By default, the command will fail (forcibly interrupting any pipeline it is a part of in the process) if the ontology is not aligned.

Use the --fail false option to allow the pipeline to continue without erroring out.

If the pipeline continues (either because the ontology is aligned, or because --fail false was used), the next command in the pipeline receives the original, unmodified ontology.

To produce a report from the validation results, use the --report-output <FILE> option. The file will contain a list of all the top-level classes (if any) of the input ontology that are not aligned against the upper ontology.

Restricting the scope of the validation

By default, the command checks the alignment of every single class found in the input ontology.

To only check the alignment of classes in a given namespace, use the --base-iri <NAMESPACE> option – that option may be used repeatedly to check classes in more than one namespace.
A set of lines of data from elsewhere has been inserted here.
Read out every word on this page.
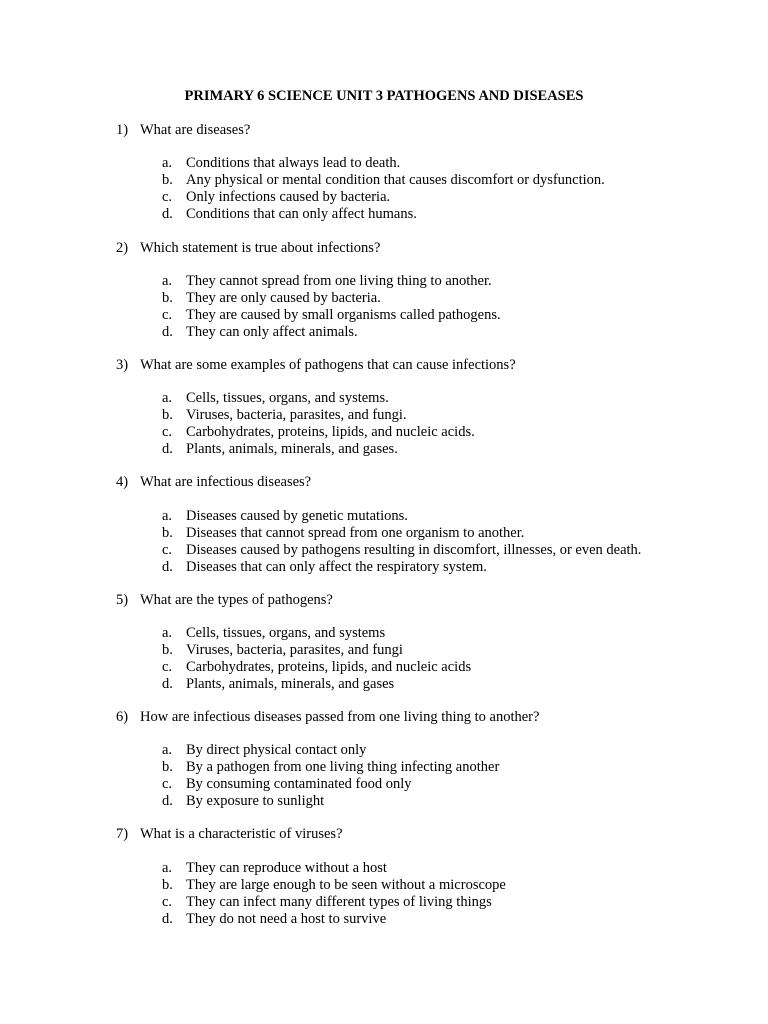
PRIMARY 6 SCIENCE UNIT 3 PATHOGENS AND DISEASES
1) What are diseases?
a. Conditions that always lead to death.
b. Any physical or mental condition that causes discomfort or dysfunction.
c. Only infections caused by bacteria.
d. Conditions that can only affect humans.
2) Which statement is true about infections?
a. They cannot spread from one living thing to another.
b. They are only caused by bacteria.
c. They are caused by small organisms called pathogens.
d. They can only affect animals.
3) What are some examples of pathogens that can cause infections?
a. Cells, tissues, organs, and systems.
b. Viruses, bacteria, parasites, and fungi.
c. Carbohydrates, proteins, lipids, and nucleic acids.
d. Plants, animals, minerals, and gases.
4) What are infectious diseases?
a. Diseases caused by genetic mutations.
b. Diseases that cannot spread from one organism to another.
c. Diseases caused by pathogens resulting in discomfort, illnesses, or even death.
d. Diseases that can only affect the respiratory system.
5) What are the types of pathogens?
a. Cells, tissues, organs, and systems
b. Viruses, bacteria, parasites, and fungi
c. Carbohydrates, proteins, lipids, and nucleic acids
d. Plants, animals, minerals, and gases
6) How are infectious diseases passed from one living thing to another?
a. By direct physical contact only
b. By a pathogen from one living thing infecting another
c. By consuming contaminated food only
d. By exposure to sunlight
7) What is a characteristic of viruses?
a. They can reproduce without a host
b. They are large enough to be seen without a microscope
c. They can infect many different types of living things
d. They do not need a host to survive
For example, to check the alignment of all classes in the OBO UBERON namespace against COB:

robot odk:validate --input uberon.owl \
                   --base-iri http://purl.obolibrary.org/obo/UBERON_

Furthermore, if the --ignore-dangling true option is used, dangling classes are ignored. In the context of this command, a class is considered “dangling” if the ontology contains no defining axioms (excluding disjointness axioms) and no annotation assertion axioms for the class. You may want to use that option if you are not restricting the alignment check to your ontology’s namespace, to avoid failing the check for any single dangling class that is merely referenced from your ontology. On the other hand, including dangling classes in the check (which is the case by default) could be a way to check that your ontology does not reference dangling classes (which could indicate that you are missing some imports).